Con “Il bello, la musica e il potere”,
una riflessione critica sulla società contemporanea 

_____________ a cura di ANNALINA GRASSO *

L’arte e il potere sono due elementi che hanno sempre avuto una relazione complessa nel mondo occidentale. Sin dalle prime civiltà antiche, l’arte è stata utilizzata come uno strumento di espressione e comunicazione per trasmettere messaggi politici e sociali. Allo stesso tempo, il potere ha spesso influenzato la produzione artistica, determinando ciò che è considerato accettabile o inaccettabile nell’ambito dell’arte.

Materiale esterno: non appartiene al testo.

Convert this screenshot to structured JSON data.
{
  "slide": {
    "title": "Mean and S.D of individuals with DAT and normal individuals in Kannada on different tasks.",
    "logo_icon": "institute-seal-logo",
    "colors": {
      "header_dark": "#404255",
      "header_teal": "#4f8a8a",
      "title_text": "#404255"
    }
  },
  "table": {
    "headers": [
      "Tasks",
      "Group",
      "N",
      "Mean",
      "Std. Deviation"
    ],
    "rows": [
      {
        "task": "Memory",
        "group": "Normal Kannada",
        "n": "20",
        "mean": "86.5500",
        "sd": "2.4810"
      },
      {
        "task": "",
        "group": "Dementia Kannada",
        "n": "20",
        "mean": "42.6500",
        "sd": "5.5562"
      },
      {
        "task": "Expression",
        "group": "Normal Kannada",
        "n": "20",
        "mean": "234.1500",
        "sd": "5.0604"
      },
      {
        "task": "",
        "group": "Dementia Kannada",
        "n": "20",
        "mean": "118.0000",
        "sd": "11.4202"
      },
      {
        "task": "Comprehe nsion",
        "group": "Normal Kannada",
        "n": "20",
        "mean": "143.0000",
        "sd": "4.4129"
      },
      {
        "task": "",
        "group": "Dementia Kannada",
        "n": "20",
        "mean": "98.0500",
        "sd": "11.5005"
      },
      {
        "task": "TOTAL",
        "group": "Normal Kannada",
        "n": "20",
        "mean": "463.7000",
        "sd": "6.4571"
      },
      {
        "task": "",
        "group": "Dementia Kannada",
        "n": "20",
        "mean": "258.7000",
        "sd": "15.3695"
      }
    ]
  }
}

“Il bello, la musica e il potere”, il saggio scritto da Antonello Cresti e Roberto Michelangelo Giordi  (edito da Edizioni Mariù e pubblicato nel Luglio 2023) fornisce l’occasione per riflettere nuovamente sul rapporto tra arte e potere in Occidente.
Il libro è il frutto dell’ingegno di due raffinati artisti che raccontano, in forma di dialogo, il declino della nostra società, nella quale funzionalità e logiche commerciali sembrano aver definitivamente soppiantato la Bellezza. Molteplici i temi affrontati dai due autori: la minaccia dell’intelligenza artificiale, il dispotismo dei mezzi di informazione, il degrado estetico delle nuove espressioni musicali, il ruolo della tecnologia nel processo creativo.
Un aspetto fondamentale del rapporto tra arte e potere riguarda il modo in cui l’arte può essere utilizzata per legittimare il potere stesso. Le opere d’arte possono essere commissionate da regnanti o governanti per celebrare le loro imprese o giustificare la loro autorità.
Ad esempio, gli antichi faraoni egizi commissionavano statue gigantesche di se stessi per simboleggiare la loro divinità e supremazia sul popolo. Questo tipo di rappresentazioni artistiche serviva a rafforzare l’autorità dei faraoni e a stabilire un legame tra loro e gli dei.

Nella storia dell’Occidente, si possono trovare numerosi esempi di artisti che hanno lavorato al servizio del potere politico. Durante il Rinascimento italiano, ad esempio molti artisti erano protetti da famiglie nobili o dal clero e dipendevano dai loro mecenati per ottenere finanziamenti ed esposizioni delle proprie opere d’arte. In cambio della protezione finanziaria, gli artisti erano spesso chiamati a creare opere che glorificassero i loro mecenati o che trasmettessero un messaggio politico specifico.
Ad esempio, Leonardo da Vinci dipinse un ritratto di Lisa Gherardini, meglio conosciuto come Monna Lisa, su commissione di Francesco del Giocondo per celebrare la sua famiglia. Quest’opera d’arte è diventata uno dei ritratti più iconici al mondo e testimonia la relazione tra arte e potere nel Rinascimento.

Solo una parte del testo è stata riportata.